Nem mesmo a possível farsa desta atividade se converte, para o público, num motivo de tensão. Jamais saberemos ao certo se a garota inventa as mensagens recebidas pelos animais, ou se acredita conversar de fato com eles. Curiosamente, a montagem salta a maioria das “canalizações”, privilegiando a devolutiva posterior de Myriam aos clientes. Por que ocultar o principal elemento de fantasia, e de possível participação ativa por parte do espectador? Por que insistir em tratar com tamanha banalidade um elemento especial? Até a discussão moral é retirada de cena.

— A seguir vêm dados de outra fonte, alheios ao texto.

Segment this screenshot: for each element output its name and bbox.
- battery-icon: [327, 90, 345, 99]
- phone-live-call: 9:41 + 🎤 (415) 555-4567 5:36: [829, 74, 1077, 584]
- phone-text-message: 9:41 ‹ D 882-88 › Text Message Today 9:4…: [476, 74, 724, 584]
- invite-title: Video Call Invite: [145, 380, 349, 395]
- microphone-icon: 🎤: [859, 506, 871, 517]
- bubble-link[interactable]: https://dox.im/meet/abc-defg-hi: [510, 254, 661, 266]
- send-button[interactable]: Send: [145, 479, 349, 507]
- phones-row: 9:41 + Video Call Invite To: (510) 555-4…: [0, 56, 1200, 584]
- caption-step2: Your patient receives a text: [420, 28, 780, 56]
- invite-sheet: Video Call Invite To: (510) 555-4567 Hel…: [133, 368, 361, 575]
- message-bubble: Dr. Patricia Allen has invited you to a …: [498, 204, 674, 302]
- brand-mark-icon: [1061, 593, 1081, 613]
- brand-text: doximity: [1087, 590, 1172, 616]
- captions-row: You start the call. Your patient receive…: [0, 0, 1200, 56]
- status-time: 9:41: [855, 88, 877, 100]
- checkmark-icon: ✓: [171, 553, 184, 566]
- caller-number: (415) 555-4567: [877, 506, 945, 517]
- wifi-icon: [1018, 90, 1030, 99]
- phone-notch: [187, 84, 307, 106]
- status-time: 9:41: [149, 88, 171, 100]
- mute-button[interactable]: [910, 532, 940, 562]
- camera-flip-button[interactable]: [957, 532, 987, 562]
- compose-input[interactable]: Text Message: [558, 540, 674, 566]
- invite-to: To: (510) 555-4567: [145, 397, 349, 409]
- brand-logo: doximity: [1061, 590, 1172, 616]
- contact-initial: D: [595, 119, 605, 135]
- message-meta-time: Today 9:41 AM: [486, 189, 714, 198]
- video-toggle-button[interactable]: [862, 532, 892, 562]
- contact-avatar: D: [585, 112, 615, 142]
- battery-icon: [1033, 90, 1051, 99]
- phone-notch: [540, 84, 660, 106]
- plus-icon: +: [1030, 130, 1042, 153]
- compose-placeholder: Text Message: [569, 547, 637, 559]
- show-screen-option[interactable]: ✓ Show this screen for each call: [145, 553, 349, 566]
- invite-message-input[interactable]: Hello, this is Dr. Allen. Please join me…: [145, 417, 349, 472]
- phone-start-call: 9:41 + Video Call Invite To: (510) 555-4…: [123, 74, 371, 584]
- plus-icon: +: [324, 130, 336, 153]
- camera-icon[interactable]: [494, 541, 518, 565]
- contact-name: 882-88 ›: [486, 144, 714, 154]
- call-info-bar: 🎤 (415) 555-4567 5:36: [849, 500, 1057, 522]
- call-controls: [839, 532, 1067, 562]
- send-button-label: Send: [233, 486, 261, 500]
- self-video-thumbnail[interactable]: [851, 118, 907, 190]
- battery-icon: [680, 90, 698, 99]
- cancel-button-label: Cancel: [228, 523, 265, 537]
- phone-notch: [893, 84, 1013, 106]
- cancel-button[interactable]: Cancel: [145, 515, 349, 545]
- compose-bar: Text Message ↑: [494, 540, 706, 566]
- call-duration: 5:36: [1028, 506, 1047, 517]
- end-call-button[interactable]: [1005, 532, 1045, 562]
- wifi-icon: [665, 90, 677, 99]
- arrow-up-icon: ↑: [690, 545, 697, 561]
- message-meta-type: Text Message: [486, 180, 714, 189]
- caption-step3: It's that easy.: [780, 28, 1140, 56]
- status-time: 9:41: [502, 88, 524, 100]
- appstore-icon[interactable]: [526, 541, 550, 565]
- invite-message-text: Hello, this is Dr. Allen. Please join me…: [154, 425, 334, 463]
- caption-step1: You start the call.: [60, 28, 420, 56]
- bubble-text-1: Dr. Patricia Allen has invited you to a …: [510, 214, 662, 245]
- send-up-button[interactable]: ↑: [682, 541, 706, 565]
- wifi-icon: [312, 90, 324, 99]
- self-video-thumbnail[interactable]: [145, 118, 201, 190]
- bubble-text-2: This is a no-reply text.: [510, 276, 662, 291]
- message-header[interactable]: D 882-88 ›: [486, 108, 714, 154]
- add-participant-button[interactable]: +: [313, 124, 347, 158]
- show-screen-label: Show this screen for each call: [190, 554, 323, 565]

El Mensaje fornece, progressivamente, novos elementos de construção de personagens. Descobrimos que Roger foi artista de circo, e que Anika possui uma irmã mais velha, internada numa instituição psiquiátrica. A criança também sofre com problemas respiratórios. Em paralelo, percebemos a passagem do tempo através da queda dos dentes de leite. No entanto, nenhuma destas informações servirá a compreender melhor os laços que os unem, ou a decifrar a dimensão deste ofício improvisado. Nós os observamos por uma perspectiva exteriorizada, que impossibilita compreendê-los de fato. Após 90 minutos de narrativa, ainda serão misteriosos aos nossos olhos.
Assim, o drama argentino-espanhol-uruguaio se diverte em abraçar uma narrativa propensa às reviravoltas, onde não acontece reviravolta nenhuma. Pode-se falar em uma experiência voluntariamente frustrante, que atenua os motores cômicos, dispensa a recompensa emocional, e retira elementos óbvios de identificação. Por isso, resulta em uma jornada tão delicada quanto fria. Testemunhamos a beleza de um interior monótono, assim como a busca por acontecimentos num local onde, a priori, nada acontece. Fund acredita no encanto do banal e no valor do cotidiano, contra as guinadas habituais do roteiro clássico-narrativo.
Enquanto isso, dedica cenas longuíssimas a atividades de aparente insignificância — vide a garota com o nebulizador, a menina mais velha acariciando um grande cachorro, ou a sessão interminável de fotos diante da placa do cemitério de animais. O preto e branco bucólico contribui a diluir as precisões de tempo e espaço, privilegiando um parêntese suspenso da realidade. O encerramento, avesso a um desfecho preciso, reforça o imperativo do ordinário. A partir de atores comprometidos à lógica da presença ausente (sempre admirando o horizonte distante, expressando emoções imprecisas), o diretor propõe a meditação enquanto meio e finalidade. Recusa-se a fornecer respostas, caminhos ou finalidade, vagando, portanto, sem rumo preciso, assim como os personagens.